Top Lot: Monet, “Le Pont du Chemin de fer à Argenteuil,” 1873, $41.48 million
Last November’s anemic results at Sotheby’s evening Impressionist/modern sale in New York did little to dampen the art market’s overall ebullience. So I won’t go so far as to say that Christie’s lackluster performance tonight signals a market correction.
But even though it gave itself an exceptionally wide spread for its total presale estimate—$287-405 million—it failed to hit the target, achieving a hammer total of just $246 million ($277.28 million with buyer’s premium). Some 14 of the evening’s 58 works failed to sell: Two “vans” were among the vanquished—a racy Van Dongen of a gypsy dancer, estimated at $12-16 million, and a van Gogh landscape from 1887 that the auctioneers had thought would bring $13-16 million.
The sale was 82% sold by value, 76% by lot. Europeans enjoyed their currency advantage, taking home 52% of the sold lots, compared to only 32% for the dollar-disadvantaged Americans.

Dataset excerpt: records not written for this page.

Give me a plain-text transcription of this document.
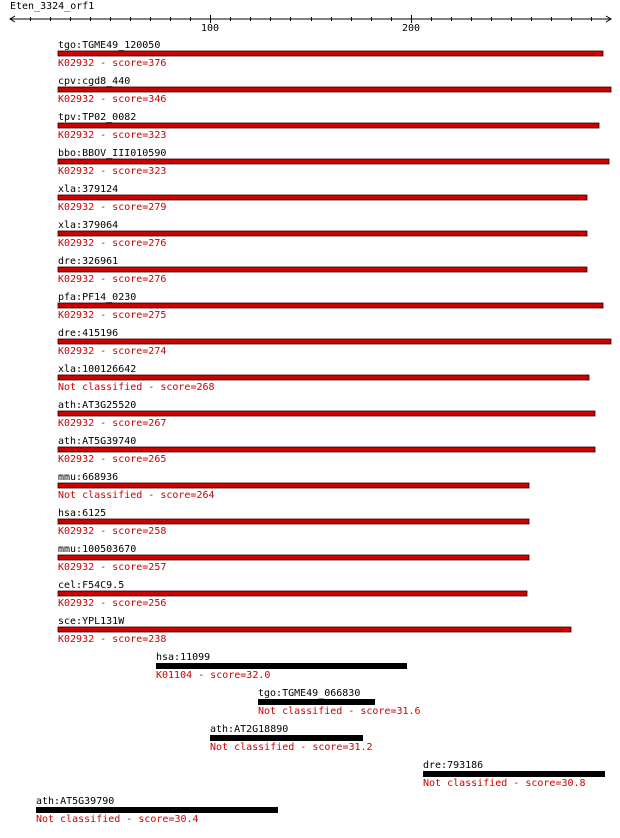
Eten_3324_orf1
100	200
tgo:TGME49_120050
K02932 - score=376
cpv:cgd8_440
K02932 - score=346
tpv:TP02_0082
K02932 - score=323
bbo:BBOV_III010590
K02932 - score=323
xla:379124
K02932 - score=279
xla:379064
K02932 - score=276
dre:326961
K02932 - score=276
pfa:PF14_0230
K02932 - score=275
dre:415196
K02932 - score=274
xla:100126642
Not classified - score=268
ath:AT3G25520
K02932 - score=267
ath:AT5G39740
K02932 - score=265
mmu:668936
Not classified - score=264
hsa:6125
K02932 - score=258
mmu:100503670
K02932 - score=257
cel:F54C9.5
K02932 - score=256
sce:YPL131W
K02932 - score=238
hsa:11099
K01104 - score=32.0
tgo:TGME49_066830
Not classified - score=31.6
ath:AT2G18890
Not classified - score=31.2
dre:793186
Not classified - score=30.8
ath:AT5G39790
Not classified - score=30.4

The big work of the evening, Monet‘s “Le Pont du Chemin de fer à Argenteuil,” 1873, achieved a hammer price of $37 million, against an estimate of $35-40 million. Its $41.48 million total price (with buyer’s premium) set an auction record for the artist. Auction records were also set for Rodin, Giacometti and Miró.
Only four of the unsold works bore guarantees (undisclosed prices that Christie’s and/or third-party guarantors agreed to pay the owner, even if the works did not sell). The priciest of those was the van Dongen. The record-setting Monet had also been guaranteed.
For the full list of results, go here. Works that have “Estimate” (rather than “Price Realized”) in the righthand column are the ones that failed to sell.
Another fizzle: Apparently the Wall Street Journal‘s “On the Block” is not going to weigh in “from the auction floor and updating this blog with the latest sales and
sightings during and after the evening auctions,” as it had promised on its website and as I reported earlier today. They removed that online phraseology, and they have posted nothing about tonight’s results at this writing.
So I’ve broken my promise too, blogging tonight when I said I wasn’t going to (although I did not actually attend the sale).
If it manages to turn in a better performance tomorrow, Sotheby’s has a chance to improve its competitive standing.